E ao contar a história de cada uma delas, a autora dá vida a uma voz credível, onde conflui o dialecto (Bummi), o sociolecto (LaTisha), e a linguagem tecnológica dos dias que correm, coloridamente plasmados nas redes sociais (Megan/Morgan). Ao que acresce, nesta vasta tapeçaria, a forma como a história das personagens atravessa, por vezes, todo o século XX, dando conta, muito particularmente, do longo e sofrido percurso do que significa ser uma mulher de cor num mundo que silencia a diferença. A pujança da narrativa conduz a uma leitura vertiginosa, sem que o leitor se perca na torrente de histórias, magistralmente fluída, capaz de uma total identificação com cada uma destas mulheres, mesmo quando páginas depois lemos com que olhos é que as outras mulheres, que em torno dela gravitam, a vêem. Um retrato que se pensaria impossível do principal legado do império colonial britânico… Uma realidade multicultural e multifacetada, muito actual e vívida, fortemente assente no colonialismo, na imigração e na diáspora, em que todas as categorias e tentativas de compartimentação são sempre fluídas – um pouco ao jeito da sexualidade destas mulheres que se redescobrem, muitas vezes, ao amar uma mulher amiga.
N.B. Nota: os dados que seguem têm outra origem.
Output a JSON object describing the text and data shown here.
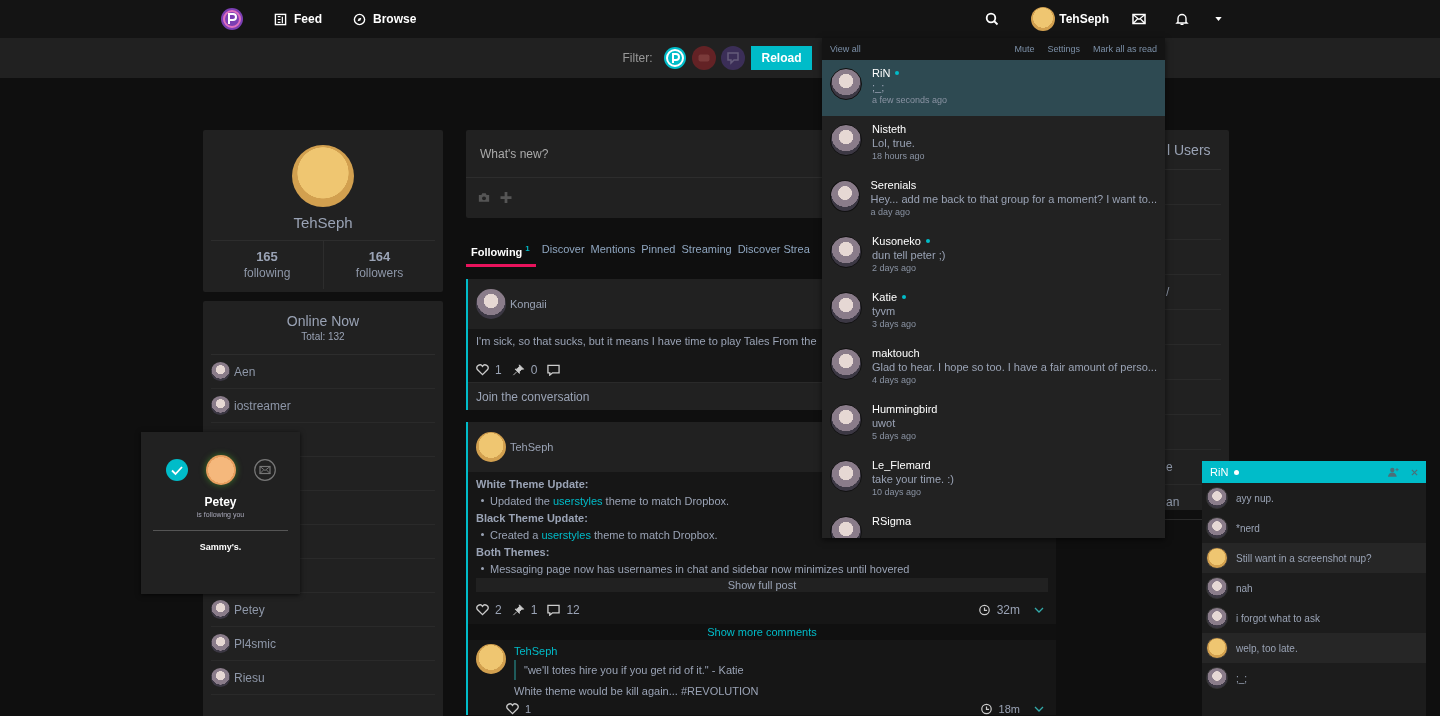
{
  "nav": {
    "links": [
      {
        "label": "Feed",
        "kind": "feed"
      },
      {
        "label": "Browse",
        "kind": "browse"
      }
    ],
    "user": "TehSeph"
  },
  "filter": {
    "label": "Filter:",
    "sources": [
      {
        "kind": "site",
        "selected": true
      },
      {
        "kind": "video",
        "selected": false
      },
      {
        "kind": "chat",
        "selected": false
      }
    ],
    "reload": "Reload"
  },
  "profile": {
    "name": "TehSeph",
    "stats": [
      {
        "value": "165",
        "label": "following"
      },
      {
        "value": "164",
        "label": "followers"
      }
    ]
  },
  "online": {
    "title": "Online Now",
    "total": "Total: 132",
    "users_top": [
      "Aen",
      "iostreamer"
    ],
    "users_bottom": [
      "Petey",
      "Pl4smic",
      "Riesu"
    ]
  },
  "follow_popup": {
    "name": "Petey",
    "subtitle": "is following you",
    "bio": "Sammy's."
  },
  "composer": {
    "placeholder": "What's new?"
  },
  "tabs": [
    {
      "label": "Following",
      "badge": "1",
      "selected": true
    },
    {
      "label": "Discover",
      "selected": false
    },
    {
      "label": "Mentions",
      "selected": false
    },
    {
      "label": "Pinned",
      "selected": false
    },
    {
      "label": "Streaming",
      "selected": false
    },
    {
      "label": "Discover Strea",
      "selected": false
    }
  ],
  "post1": {
    "author": "Kongaii",
    "text": "I'm sick, so that sucks, but it means I have time to play Tales From the",
    "likes": "1",
    "pins": "0",
    "join": "Join the conversation"
  },
  "post2": {
    "author": "TehSeph",
    "sections": [
      {
        "heading": "White Theme Update:",
        "bullet": [
          "Updated the ",
          "userstyles",
          " theme to match Dropbox."
        ]
      },
      {
        "heading": "Black Theme Update:",
        "bullet": [
          "Created a ",
          "userstyles",
          " theme to match Dropbox."
        ]
      },
      {
        "heading": "Both Themes:",
        "bullet": [
          "Messaging page now has usernames in chat and sidebar now minimizes until hovered"
        ]
      }
    ],
    "show_full": "Show full post",
    "likes": "2",
    "pins": "1",
    "comments": "12",
    "time": "32m",
    "more_comments": "Show more comments",
    "comment": {
      "author": "TehSeph",
      "quote": "\"we'll totes hire you if you get rid of it.\" - Katie",
      "text": "White theme would be kill again... #REVOLUTION",
      "likes": "1",
      "time": "18m"
    }
  },
  "right_panel": {
    "title": "l Users",
    "fragments": [
      "/",
      "e",
      "an"
    ]
  },
  "notifications": {
    "actions": {
      "view_all": "View all",
      "mute": "Mute",
      "settings": "Settings",
      "mark_read": "Mark all as read"
    },
    "items": [
      {
        "name": "RiN",
        "online": true,
        "selected": true,
        "message": ";_;",
        "time": "a few seconds ago"
      },
      {
        "name": "Nisteth",
        "online": false,
        "selected": false,
        "message": "Lol, true.",
        "time": "18 hours ago"
      },
      {
        "name": "Serenials",
        "online": false,
        "selected": false,
        "message": "Hey... add me back to that group for a moment? I want to...",
        "time": "a day ago"
      },
      {
        "name": "Kusoneko",
        "online": true,
        "selected": false,
        "message": "dun tell peter ;)",
        "time": "2 days ago"
      },
      {
        "name": "Katie",
        "online": true,
        "selected": false,
        "message": "tyvm",
        "time": "3 days ago"
      },
      {
        "name": "maktouch",
        "online": false,
        "selected": false,
        "message": "Glad to hear. I hope so too. I have a fair amount of perso...",
        "time": "4 days ago"
      },
      {
        "name": "Hummingbird",
        "online": false,
        "selected": false,
        "message": "uwot",
        "time": "5 days ago"
      },
      {
        "name": "Le_Flemard",
        "online": false,
        "selected": false,
        "message": "take your time. :)",
        "time": "10 days ago"
      },
      {
        "name": "RSigma",
        "online": false,
        "selected": false
      }
    ]
  },
  "chat": {
    "name": "RiN",
    "online": true,
    "messages": [
      {
        "text": "ayy nup.",
        "from_me": false
      },
      {
        "text": "*nerd",
        "from_me": false
      },
      {
        "text": "Still want in a screenshot nup?",
        "from_me": true
      },
      {
        "text": "nah",
        "from_me": false
      },
      {
        "text": "i forgot what to ask",
        "from_me": false
      },
      {
        "text": "welp, too late.",
        "from_me": true
      },
      {
        "text": ";_;",
        "from_me": false
      }
    ]
  }
}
Um romance imperdível, impossível de pousar, que repensa com humor e quase imperceptível ironia todas as noções possíveis de identidade, género e classe. Como quando uma das poucas mulheres brancas com voz neste romance descobre que afinal tem África no seu ADN: «deitada na cama, imaginou os seus antepassados de panos a cobrir-lhes as partes, a correr pelas savanas de África e a caçar leões com lanças – mas a fazê-lo de quipá na cabeça, depois a comer “sanduíches à dinamarquesa” e paelha e a recusarem-se a caçar no sabbat» (p. 465)
Bernardine Evaristo nasceu no sudeste de Londres, em 1959, filha de mãe britânica e pai nigeriano. Autora de uma obra que versa os mais diversos géneros – romance, poesia, contos, teatro e crítica literária –, a sua escrita é caracterizada pela experimentação, ousadia e subversão. Rapariga, Mulher, Outra foi, ex-aequo com Os Testamentos (Bertrand Editora), de Margaret Atwood, o vencedor do Booker Prize 2019, recebeu a distinção de Livro do Ano e Autor do Ano do British Book Awards 2020. Foi ainda finalista do Women’s Prize de ficção 2020 e do Orwell Prize de ficção política 2020.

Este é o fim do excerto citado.